The goal of the project is to build a large collection of data on the relationship of hyperparameter configurations and dataset properties with machine learning performance, thereby providing a rich pool of “experience” that AutoML tools can draw upon to arrive at good solutions more quickly. In order to do so, random hyperparameter configurations of seven different machine learning methods were evaluated on 119 datasets. The SuperMUC NG supercomputer was utilized to achieve a truly large number of evaluations; the experiment is described in more detail in our paper.

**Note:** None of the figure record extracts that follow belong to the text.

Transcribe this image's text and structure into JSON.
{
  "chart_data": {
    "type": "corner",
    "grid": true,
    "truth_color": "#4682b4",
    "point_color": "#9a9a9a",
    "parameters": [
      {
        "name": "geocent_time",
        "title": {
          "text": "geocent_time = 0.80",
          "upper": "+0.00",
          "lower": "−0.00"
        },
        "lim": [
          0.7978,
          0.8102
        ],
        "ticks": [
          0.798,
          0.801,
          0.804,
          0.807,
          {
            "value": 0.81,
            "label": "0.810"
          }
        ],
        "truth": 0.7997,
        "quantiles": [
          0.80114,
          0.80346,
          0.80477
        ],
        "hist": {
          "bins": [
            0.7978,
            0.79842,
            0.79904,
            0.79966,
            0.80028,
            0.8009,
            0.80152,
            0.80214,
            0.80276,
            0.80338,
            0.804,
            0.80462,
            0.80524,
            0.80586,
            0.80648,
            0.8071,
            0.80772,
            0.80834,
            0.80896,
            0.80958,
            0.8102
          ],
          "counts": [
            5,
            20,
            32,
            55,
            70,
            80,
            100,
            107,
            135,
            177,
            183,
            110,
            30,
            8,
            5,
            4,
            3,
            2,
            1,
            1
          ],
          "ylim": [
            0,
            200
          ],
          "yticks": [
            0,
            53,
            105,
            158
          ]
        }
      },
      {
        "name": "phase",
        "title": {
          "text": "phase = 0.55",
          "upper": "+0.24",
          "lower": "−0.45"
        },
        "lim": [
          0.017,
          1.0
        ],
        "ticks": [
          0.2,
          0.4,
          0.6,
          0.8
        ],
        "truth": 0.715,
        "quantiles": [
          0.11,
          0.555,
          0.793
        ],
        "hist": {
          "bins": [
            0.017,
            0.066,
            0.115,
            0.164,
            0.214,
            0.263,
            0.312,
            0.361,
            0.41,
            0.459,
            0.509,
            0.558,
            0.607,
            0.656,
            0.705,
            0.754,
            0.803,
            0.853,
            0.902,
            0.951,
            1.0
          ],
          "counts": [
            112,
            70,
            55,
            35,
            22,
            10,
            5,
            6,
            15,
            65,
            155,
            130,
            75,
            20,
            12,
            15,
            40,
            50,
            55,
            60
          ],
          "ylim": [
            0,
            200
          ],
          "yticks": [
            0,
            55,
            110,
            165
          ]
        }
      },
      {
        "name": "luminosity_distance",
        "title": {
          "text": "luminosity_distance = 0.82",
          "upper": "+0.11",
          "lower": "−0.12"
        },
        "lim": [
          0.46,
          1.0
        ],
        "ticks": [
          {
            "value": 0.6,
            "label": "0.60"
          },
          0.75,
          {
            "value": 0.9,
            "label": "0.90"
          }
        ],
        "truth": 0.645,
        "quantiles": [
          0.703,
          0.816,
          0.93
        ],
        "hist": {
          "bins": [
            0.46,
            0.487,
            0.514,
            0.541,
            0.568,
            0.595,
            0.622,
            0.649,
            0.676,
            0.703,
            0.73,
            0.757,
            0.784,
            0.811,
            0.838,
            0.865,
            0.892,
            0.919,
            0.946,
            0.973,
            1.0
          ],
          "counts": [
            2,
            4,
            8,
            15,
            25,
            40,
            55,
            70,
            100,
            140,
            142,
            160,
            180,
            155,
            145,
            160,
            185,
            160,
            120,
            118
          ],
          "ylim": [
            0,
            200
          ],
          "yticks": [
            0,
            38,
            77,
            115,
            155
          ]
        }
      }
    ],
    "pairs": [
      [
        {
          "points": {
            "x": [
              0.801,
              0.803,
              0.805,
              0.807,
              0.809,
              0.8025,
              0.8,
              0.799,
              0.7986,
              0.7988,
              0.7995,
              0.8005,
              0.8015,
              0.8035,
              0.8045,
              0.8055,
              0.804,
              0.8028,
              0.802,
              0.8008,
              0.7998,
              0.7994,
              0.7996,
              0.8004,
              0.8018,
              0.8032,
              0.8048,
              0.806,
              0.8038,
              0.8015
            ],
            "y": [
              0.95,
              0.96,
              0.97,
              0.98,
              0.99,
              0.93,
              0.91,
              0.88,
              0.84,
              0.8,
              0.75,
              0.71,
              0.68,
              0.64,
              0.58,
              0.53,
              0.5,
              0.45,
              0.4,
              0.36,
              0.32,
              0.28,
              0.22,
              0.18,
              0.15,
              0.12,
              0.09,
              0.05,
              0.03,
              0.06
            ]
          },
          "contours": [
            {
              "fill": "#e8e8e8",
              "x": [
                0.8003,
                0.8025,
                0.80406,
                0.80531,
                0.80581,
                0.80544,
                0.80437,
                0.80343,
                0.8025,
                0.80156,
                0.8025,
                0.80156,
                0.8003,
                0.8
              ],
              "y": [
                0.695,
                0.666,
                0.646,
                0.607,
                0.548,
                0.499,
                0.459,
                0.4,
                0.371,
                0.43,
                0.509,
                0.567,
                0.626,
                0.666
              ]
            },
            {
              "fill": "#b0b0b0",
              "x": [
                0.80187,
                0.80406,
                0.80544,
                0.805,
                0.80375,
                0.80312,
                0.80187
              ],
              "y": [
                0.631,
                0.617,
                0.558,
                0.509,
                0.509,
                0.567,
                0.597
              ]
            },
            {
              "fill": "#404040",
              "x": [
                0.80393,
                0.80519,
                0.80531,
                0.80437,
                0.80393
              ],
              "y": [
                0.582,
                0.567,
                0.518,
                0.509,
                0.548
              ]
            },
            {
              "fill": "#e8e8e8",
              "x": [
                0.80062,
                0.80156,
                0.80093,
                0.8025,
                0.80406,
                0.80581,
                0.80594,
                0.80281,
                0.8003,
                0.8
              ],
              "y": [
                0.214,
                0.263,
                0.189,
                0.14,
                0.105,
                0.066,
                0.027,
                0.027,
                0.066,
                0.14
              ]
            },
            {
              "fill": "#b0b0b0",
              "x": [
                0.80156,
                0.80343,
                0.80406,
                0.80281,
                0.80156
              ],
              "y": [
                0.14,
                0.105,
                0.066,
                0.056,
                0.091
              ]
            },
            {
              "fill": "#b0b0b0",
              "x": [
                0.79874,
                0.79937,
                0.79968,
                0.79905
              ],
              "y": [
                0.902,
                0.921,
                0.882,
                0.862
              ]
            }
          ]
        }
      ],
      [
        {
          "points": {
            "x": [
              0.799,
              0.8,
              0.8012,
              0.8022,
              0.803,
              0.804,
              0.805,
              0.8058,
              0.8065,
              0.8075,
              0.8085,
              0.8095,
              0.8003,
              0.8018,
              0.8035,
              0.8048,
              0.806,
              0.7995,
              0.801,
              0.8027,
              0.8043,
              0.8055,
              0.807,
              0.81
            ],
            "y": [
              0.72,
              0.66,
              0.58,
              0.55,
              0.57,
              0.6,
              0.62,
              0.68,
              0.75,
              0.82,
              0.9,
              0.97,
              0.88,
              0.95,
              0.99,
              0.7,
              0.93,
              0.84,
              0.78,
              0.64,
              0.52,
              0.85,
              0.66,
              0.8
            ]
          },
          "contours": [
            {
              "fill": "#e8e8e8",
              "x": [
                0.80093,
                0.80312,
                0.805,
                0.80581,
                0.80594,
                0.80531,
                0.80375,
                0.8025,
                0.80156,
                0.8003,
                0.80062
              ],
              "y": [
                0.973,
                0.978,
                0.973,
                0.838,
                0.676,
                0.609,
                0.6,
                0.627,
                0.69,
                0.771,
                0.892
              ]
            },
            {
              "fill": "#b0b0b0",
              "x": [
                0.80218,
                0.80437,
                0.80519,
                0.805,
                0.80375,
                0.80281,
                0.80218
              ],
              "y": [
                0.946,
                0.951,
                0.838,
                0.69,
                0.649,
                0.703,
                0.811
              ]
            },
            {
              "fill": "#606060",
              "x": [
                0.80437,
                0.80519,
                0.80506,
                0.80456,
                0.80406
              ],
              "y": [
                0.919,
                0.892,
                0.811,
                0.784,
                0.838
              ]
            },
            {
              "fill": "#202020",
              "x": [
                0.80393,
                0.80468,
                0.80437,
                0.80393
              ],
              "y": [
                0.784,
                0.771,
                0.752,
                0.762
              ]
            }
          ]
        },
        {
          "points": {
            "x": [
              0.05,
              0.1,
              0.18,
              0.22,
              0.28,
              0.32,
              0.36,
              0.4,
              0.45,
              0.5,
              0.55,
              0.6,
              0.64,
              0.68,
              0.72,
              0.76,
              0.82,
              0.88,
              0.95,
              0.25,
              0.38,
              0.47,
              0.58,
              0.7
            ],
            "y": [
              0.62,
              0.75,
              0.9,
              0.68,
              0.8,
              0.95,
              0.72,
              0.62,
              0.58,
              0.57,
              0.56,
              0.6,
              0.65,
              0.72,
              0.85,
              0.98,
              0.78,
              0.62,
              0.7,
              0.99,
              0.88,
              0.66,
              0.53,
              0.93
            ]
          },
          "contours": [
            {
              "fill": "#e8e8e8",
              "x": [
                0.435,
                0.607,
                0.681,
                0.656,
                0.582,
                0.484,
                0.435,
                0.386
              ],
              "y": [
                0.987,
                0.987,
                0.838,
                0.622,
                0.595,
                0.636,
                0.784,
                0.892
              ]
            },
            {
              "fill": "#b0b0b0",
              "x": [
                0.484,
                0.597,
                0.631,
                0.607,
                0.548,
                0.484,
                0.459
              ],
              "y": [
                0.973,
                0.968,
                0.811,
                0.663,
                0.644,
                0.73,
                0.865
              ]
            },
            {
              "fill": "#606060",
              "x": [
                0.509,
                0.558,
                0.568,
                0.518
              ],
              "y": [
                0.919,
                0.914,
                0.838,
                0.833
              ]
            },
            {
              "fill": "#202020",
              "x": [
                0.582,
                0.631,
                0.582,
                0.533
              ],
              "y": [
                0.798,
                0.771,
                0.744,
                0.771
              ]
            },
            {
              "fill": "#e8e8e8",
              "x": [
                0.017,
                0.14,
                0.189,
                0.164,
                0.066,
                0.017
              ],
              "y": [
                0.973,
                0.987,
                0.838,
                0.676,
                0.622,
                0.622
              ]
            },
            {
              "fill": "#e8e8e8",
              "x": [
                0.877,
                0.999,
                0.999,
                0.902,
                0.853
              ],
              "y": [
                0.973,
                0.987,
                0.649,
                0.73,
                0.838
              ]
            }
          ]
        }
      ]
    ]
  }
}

The knowledge and data gained from the project will be used to create datasets other researchers can draw upon to investigate algorithm hyperparameters, and to extend existing AutoML approaches with a large collection of prior knowledge. In addition to predictive performance, several aspects regarding the multi-fidelity behaviour of algorithms were collected, such as performance on subsets of the datasets, their runtime and memory consumption and performance within each fold of the cross-validation process. This enables a quantitative trade-off between runtime and predictive performance in further research.

Mean (right) and standard deviation (left) of hyperparameters cost and gamma of an example machine learning method (Support Vector Machine), aggregated across more than 100 datasets.